Também estamos letárgicos diante da
desmoralização de outra grande conquista da democracia: a transferência
de renda. Estamos letárgicos também diante do risco do aumento real do
salário mínimo, agora ameaçados pela volta da inflação e pelo risco de
que sirva como indutor de mais inflação.
Estamos letárgicos
diante da aceitação de bolsas como instrumentos permanentes sem
compromisso com a abolição da pobreza. Os brasileiros, especialmente os
beneficiários das bolsas, ainda não se despertaram para um tempo em que
se livrarão delas.
E as lideranças políticas, especialmente as
que se consideram de esquerda, parecem considerar que o Brasil já fez
sua revolução, ao distribuir um mínimo de sua imensa renda para os
pobres, mesmo mantendo o modelo social e econômico concentrador.

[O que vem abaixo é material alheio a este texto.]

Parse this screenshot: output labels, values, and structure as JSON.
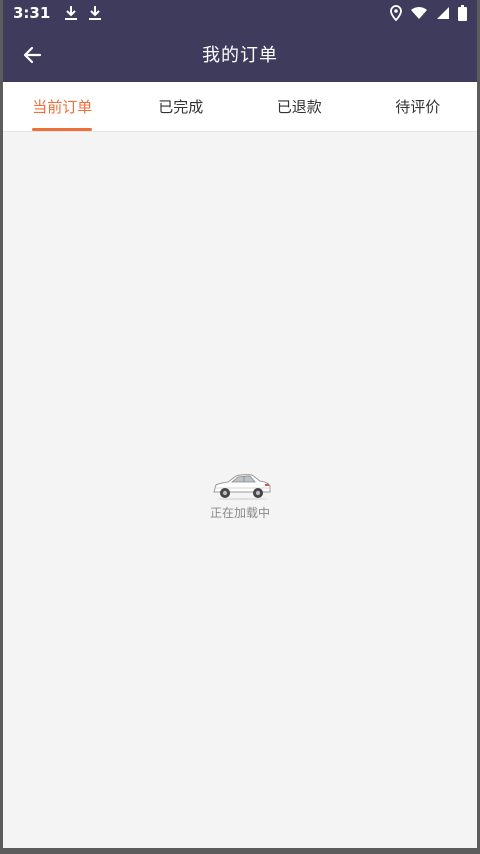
{
  "statusbar": {
    "time": "3:31",
    "icons": [
      "download-icon",
      "download-icon",
      "location-icon",
      "wifi-icon",
      "signal-icon",
      "battery-icon"
    ]
  },
  "appbar": {
    "title": "我的订单",
    "back_icon": "arrow-left-icon"
  },
  "tabs": [
    {
      "label": "当前订单",
      "active": true
    },
    {
      "label": "已完成",
      "active": false
    },
    {
      "label": "已退款",
      "active": false
    },
    {
      "label": "待评价",
      "active": false
    }
  ],
  "loading": {
    "icon": "car-icon",
    "text": "正在加载中"
  },
  "colors": {
    "header": "#3e3b5c",
    "accent": "#ec7038",
    "background": "#f4f4f4"
  }
}
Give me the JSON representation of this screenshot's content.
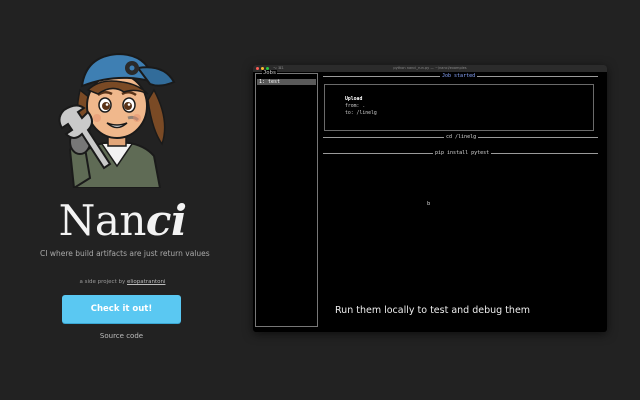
{
  "brand": {
    "name_prefix": "Nan",
    "name_suffix": "ci",
    "tagline": "CI where build artifacts are just return values",
    "side_project_prefix": "a side project by",
    "author": "eliopatrantoni"
  },
  "cta": {
    "label": "Check it out!"
  },
  "source_link": {
    "label": "Source code"
  },
  "colors": {
    "background": "#222222",
    "cta_button": "#5ac8f2",
    "job_started": "#8aa7ff"
  },
  "terminal": {
    "window_title": "python nanci_run.py — ~/nanci/examples",
    "tab_label": "⌥ ⌘1",
    "jobs_panel": {
      "title": "Jobs",
      "items": [
        "1: test"
      ]
    },
    "sections": {
      "job_started": "Job started",
      "cd_step": "cd /linelg",
      "pip_step": "pip install pytest"
    },
    "upload": {
      "title": "Upload",
      "from_line": "from: .",
      "to_line": "to: /linelg"
    },
    "cursor_char": "b",
    "caption": "Run them locally to test and debug them"
  },
  "icons": {
    "mascot": "mechanic-girl-with-wrench-illustration",
    "window_close": "window-close-icon",
    "window_minimize": "window-minimize-icon",
    "window_zoom": "window-zoom-icon"
  }
}
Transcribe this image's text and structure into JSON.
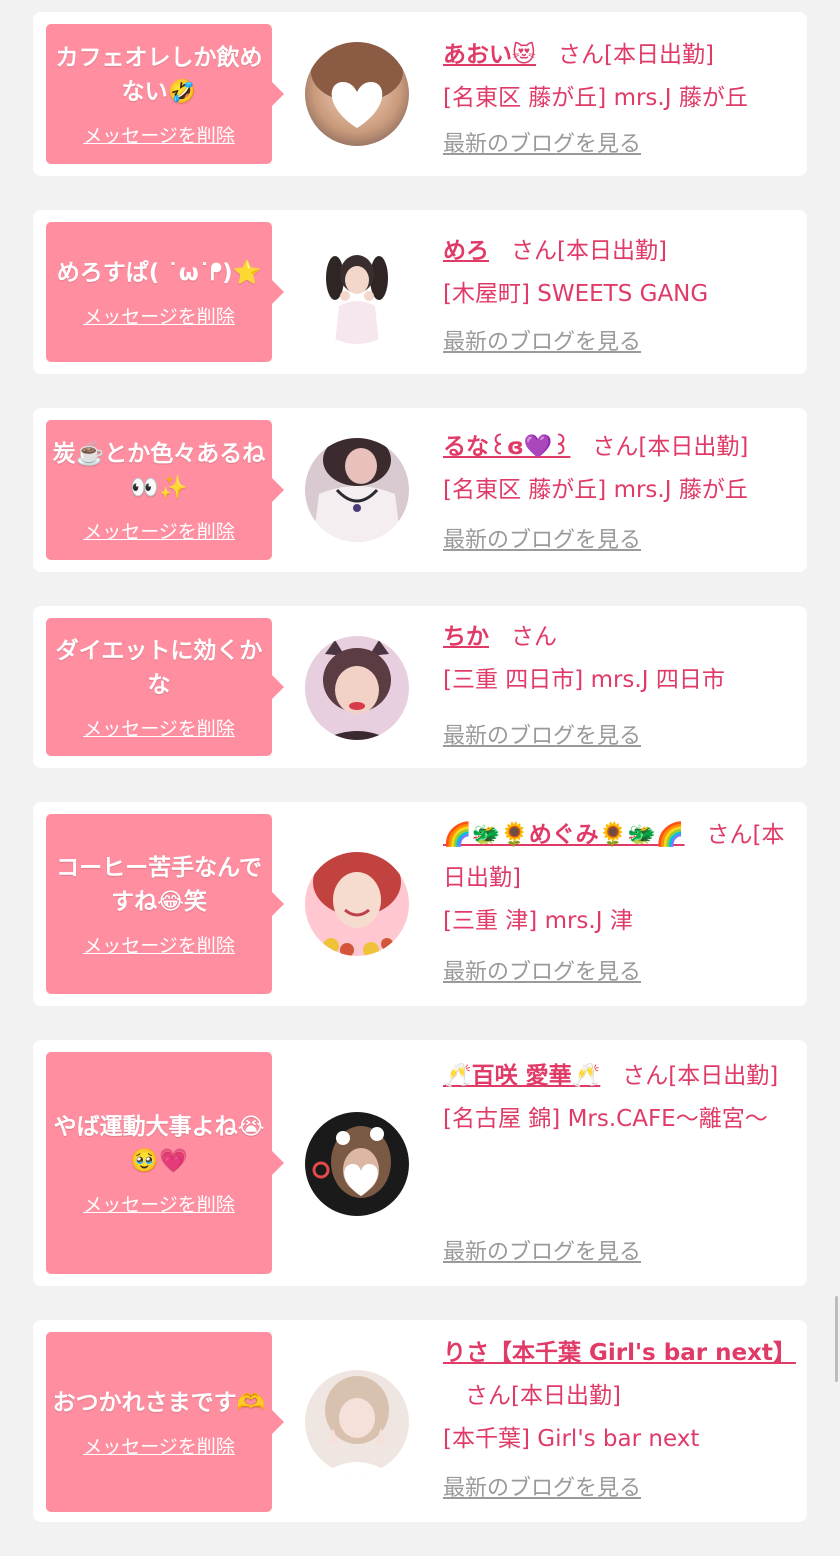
{
  "delete_label": "メッセージを削除",
  "blog_label": "最新のブログを見る",
  "san_label": "さん",
  "cards": [
    {
      "message": "カフェオレしか飲めない🤣",
      "name": "あおい😻",
      "status": "[本日出勤]",
      "shop": "[名東区 藤が丘] mrs.J 藤が丘",
      "avatar_icon": "blurred-heart-avatar"
    },
    {
      "message": "めろすぱ( ˙ω˙ᖰ)⭐️",
      "name": "めろ",
      "status": "[本日出勤]",
      "shop": "[木屋町] SWEETS GANG",
      "avatar_icon": "pigtail-girl-avatar"
    },
    {
      "message": "炭☕️とか色々あるね👀✨",
      "name": "るな꒰ɞ💜꒱",
      "status": "[本日出勤]",
      "shop": "[名東区 藤が丘] mrs.J 藤が丘",
      "avatar_icon": "lace-dress-avatar"
    },
    {
      "message": "ダイエットに効くかな",
      "name": "ちか",
      "status": "",
      "shop": "[三重 四日市] mrs.J 四日市",
      "avatar_icon": "cat-ear-avatar"
    },
    {
      "message": "コーヒー苦手なんですね😂笑",
      "name": "🌈🐲🌻めぐみ🌻🐲🌈",
      "status": "[本日出勤]",
      "shop": "[三重 津] mrs.J 津",
      "avatar_icon": "smiling-woman-avatar"
    },
    {
      "message": "やば運動大事よね😭🥹💗",
      "name": "🥂百咲 愛華🥂",
      "status": "[本日出勤]",
      "shop": "[名古屋 錦] Mrs.CAFE～離宮～",
      "avatar_icon": "bow-filter-avatar"
    },
    {
      "message": "おつかれさまです🫶",
      "name": "りさ【本千葉 Girl's bar next】",
      "status": "[本日出勤]",
      "shop": "[本千葉] Girl's bar next",
      "avatar_icon": "peace-sign-avatar"
    }
  ]
}
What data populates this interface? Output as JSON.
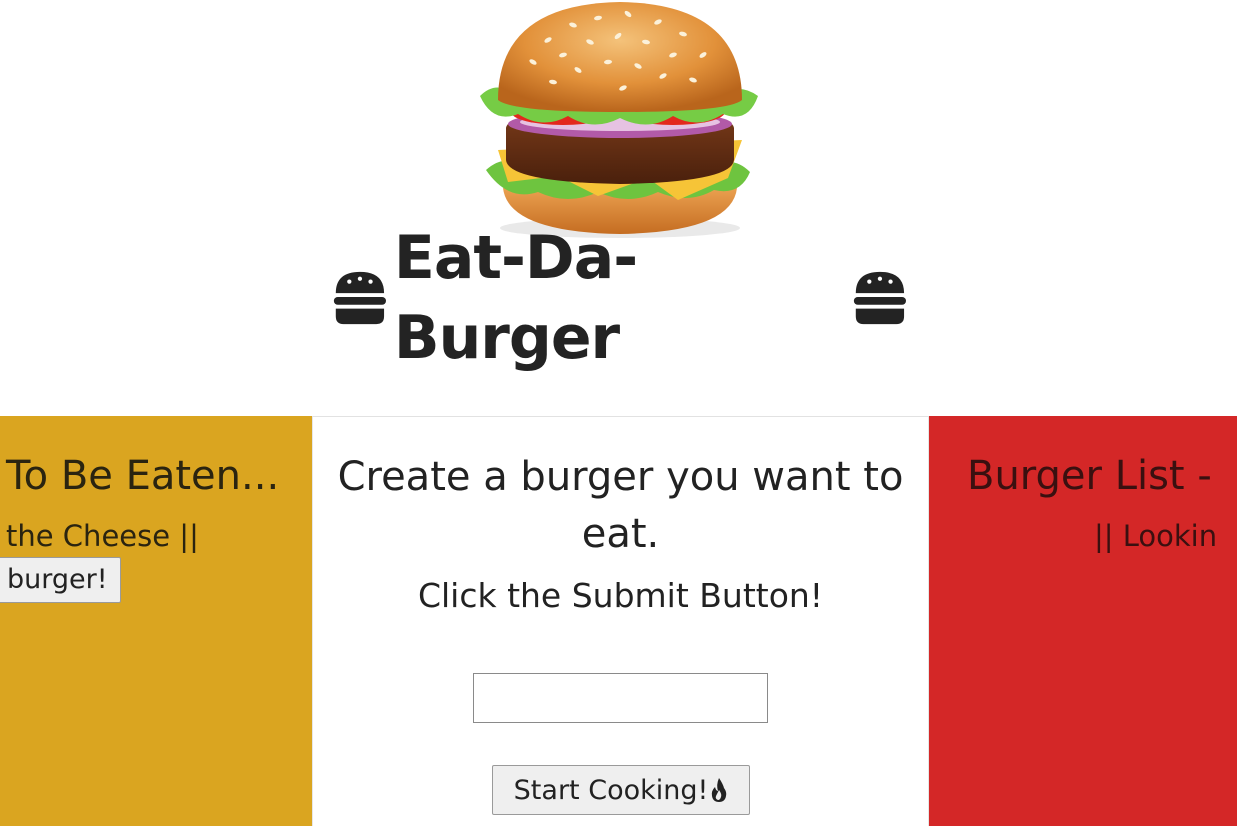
{
  "header": {
    "image_name": "burger-image",
    "title": "Eat-Da-Burger",
    "title_icon": "hamburger-icon"
  },
  "left_panel": {
    "heading": "To Be Eaten...",
    "item_text": "the Cheese ||",
    "button_label": "burger!",
    "color": "#daa520"
  },
  "center_panel": {
    "heading": "Create a burger you want to eat.",
    "subheading": "Click the Submit Button!",
    "input_value": "",
    "button_label": "Start Cooking!",
    "button_icon": "fire-icon"
  },
  "right_panel": {
    "heading": "Burger List -",
    "item_text": "|| Lookin",
    "color": "#d42727"
  }
}
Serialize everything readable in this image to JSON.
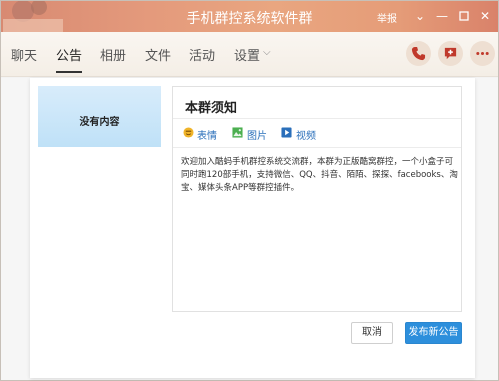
{
  "window": {
    "title": "手机群控系统软件群",
    "report_label": "举报",
    "minimize_icon": "minimize-icon",
    "maximize_icon": "maximize-icon",
    "close_icon": "close-icon"
  },
  "tabs": [
    {
      "label": "聊天",
      "active": false
    },
    {
      "label": "公告",
      "active": true
    },
    {
      "label": "相册",
      "active": false
    },
    {
      "label": "文件",
      "active": false
    },
    {
      "label": "活动",
      "active": false
    },
    {
      "label": "设置",
      "active": false
    }
  ],
  "actions": [
    "phone-icon",
    "add-chat-icon",
    "more-icon"
  ],
  "preview": {
    "empty_text": "没有内容"
  },
  "editor": {
    "title": "本群须知",
    "tools": [
      {
        "label": "表情",
        "icon": "emoji-icon",
        "color": "#f0b429"
      },
      {
        "label": "图片",
        "icon": "image-icon",
        "color": "#4caf50"
      },
      {
        "label": "视频",
        "icon": "video-icon",
        "color": "#2a6fba"
      }
    ],
    "body": "欢迎加入酷蚂手机群控系统交流群，本群为正版酷窝群控，一个小盒子可同时跑120部手机，支持微信、QQ、抖音、陌陌、探探、facebooks、淘宝、媒体头条APP等群控插件。"
  },
  "buttons": {
    "cancel": "取消",
    "publish": "发布新公告"
  },
  "colors": {
    "accent": "#2d8fdc",
    "titlebar": "#e49a7c"
  }
}
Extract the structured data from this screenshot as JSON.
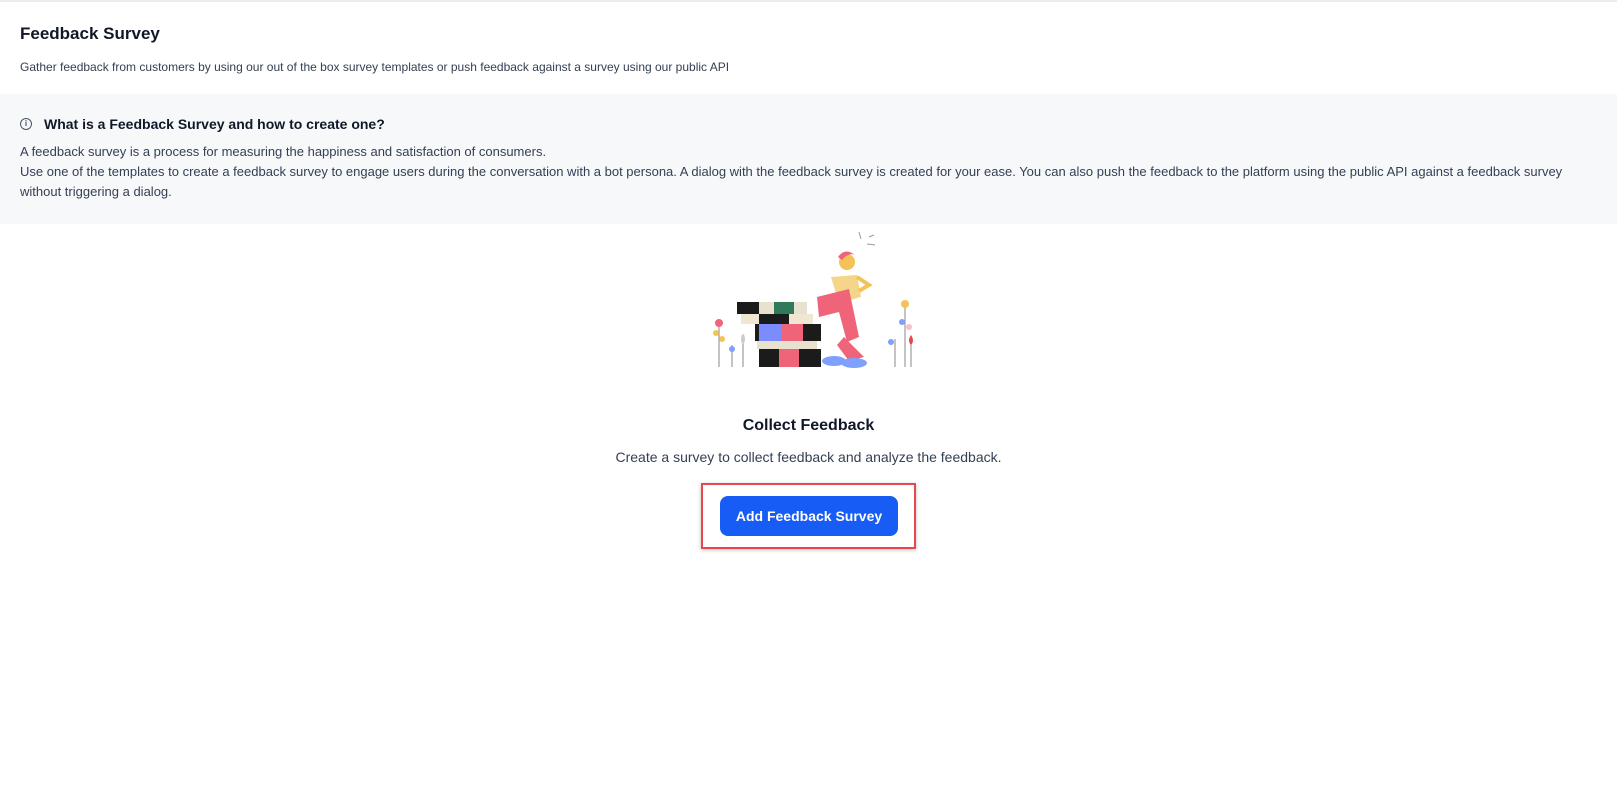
{
  "header": {
    "title": "Feedback Survey",
    "subtitle": "Gather feedback from customers by using our out of the box survey templates or push feedback against a survey using our public API"
  },
  "info": {
    "icon": "info-icon",
    "title": "What is a Feedback Survey and how to create one?",
    "line1": "A feedback survey is a process for measuring the happiness and satisfaction of consumers.",
    "line2": "Use one of the templates to create a feedback survey to engage users during the conversation with a bot persona. A dialog with the feedback survey is created for your ease. You can also push the feedback to the platform using the public API against a feedback survey without triggering a dialog."
  },
  "empty_state": {
    "illustration": "person-sitting-on-books-illustration",
    "title": "Collect Feedback",
    "description": "Create a survey to collect feedback and analyze the feedback.",
    "button_label": "Add Feedback Survey"
  },
  "colors": {
    "accent": "#175cf5",
    "highlight": "#e5484d",
    "panel_bg": "#f7f8fa"
  }
}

É preciso despertar para a necessidade de que qualquer brasileiro e sua família estejam independentes da necessidade de bolsa.
Nosso
povo e líderes também estão letárgicos diante do claro atraso da nossa
economia que, mesmo quando cresce, faz como há cinco séculos, por meio
da exportação de commodities, e há 60 anos por intermédio da produção
industrial de bens sem conteúdo cientifico e tecnológico. É preciso
despertar para o fato de estarmos aceitando no século XXI uma economia
de meados do século XX.
A letargia fica mais grave porque as
eleições presidenciais são o momento de despertar, mas até agora não se
vê qualquer dos candidatos com propostas que permitam reorientar o país.
Nenhum
deles parece estar interessado em despertar o povo da letargia diante
de uma sexta economia baseada em commodities, de uma sociedade não
emancipadora, de volta da inflação e de uma democracia acanhada e
instável, que parece ser de brincadeira.
É muito arriscado ficar dormindo enquanto o mundo inteiro se mexe, mesmo quando em crise de crescimento na produção.